The Fountainhead: Peter Keating: 3

A detail I overlooked previously: The action is taking place in 1922, which means Howard Roark was born in 1900 or thereabouts. A new and superior man for the new and superior century!

Peter Keating reports for work at Francon & Heyer and learns that Guy Francon hasn't designed anything in years. An architect named Stengel gives Keating a large watercolor drawing of an elaborate mansion to carry up to Francon's office for approval. Once there, it's clear that Francon has no idea how to critique the design. Keating boldly suggests a modification. The two size one another up and reach an unspoken understanding; Francon adopts Keating's change.

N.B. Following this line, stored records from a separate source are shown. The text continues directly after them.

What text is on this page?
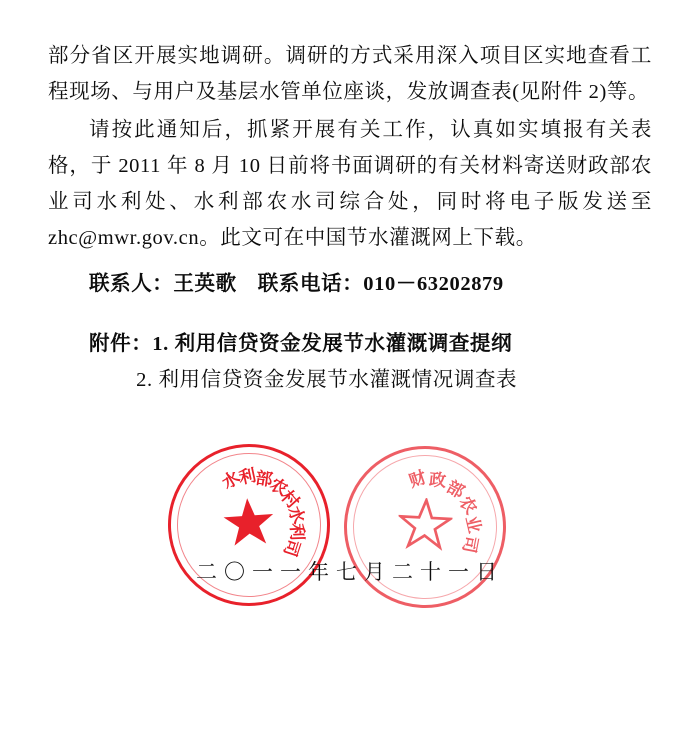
部分省区开展实地调研。调研的方式采用深入项目区实地查看工程现场、与用户及基层水管单位座谈，发放调查表(见附件 2)等。

请按此通知后，抓紧开展有关工作，认真如实填报有关表格，于 2011 年 8 月 10 日前将书面调研的有关材料寄送财政部农业司水利处、水利部农水司综合处，同时将电子版发送至 zhc@mwr.gov.cn。此文可在中国节水灌溉网上下载。

联系人：王英歌　联系电话：010－63202879

附件：1. 利用信贷资金发展节水灌溉调查提纲

2. 利用信贷资金发展节水灌溉情况调查表

水
利
部
农
村
水
利
司
财 政
部
农
业
司
二〇一一年七月二十一日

A fine passage describing a New York landmark is worth quoting at length:

... The Frink National Bank Building displayed the entire history of Roman art in well-chosen specimens; for a long time it had been considered the best building of the city, because no other structure could boast a single Classical item which it did not possess. It offered so many columns, pediments, friezes, tripods, gladiators, urns and volutes that it looked as if it has not been built of white marble, but squeezed out of a pastry tube. It was, however, built of white marble. No one knew that but the owners who had paid for it. It was now of a streaked, blotched, leprous color, neither brown nor green but the worst tones of both, the color of slow rot, the color of smoke, gas fumes and acids eating into a delicate stone intended for clean air and open country. The Frink National Bank Building, however, was a great success. It had been so great a success that it was the last structure Guy Francon ever designed; its prestige spared him the bother from then on.
Howard Roark makes his way to the offices of Henry Cameron, who had been a promising and original architect before he dared to scoff at the Columbian Exposition of Chicago in 1893. The Exposition marked the enshrinement of Classical forms; anyone who varied from slavish imitation of the old forms, who insisted on form following function, became a pariah. Cameron's decline was helped along by his imperious personality, openly disdainful of his clientele. The man oozed superiority, and if the skittering multitudes didn't like it, they could take a hike.

Now sixty-nine, the gruff genius greets the young upstart gruffly. He looks over Roark's portfolio and lambastes him mercilessly. Roark explains himself: He doesn't believe in God, and he feels called to become an architect in order to remake the earth in forms that please himself. Cameron offers our young hero a job, of course. The chapter ends without any smooching, but anyone can see these two were made for each other.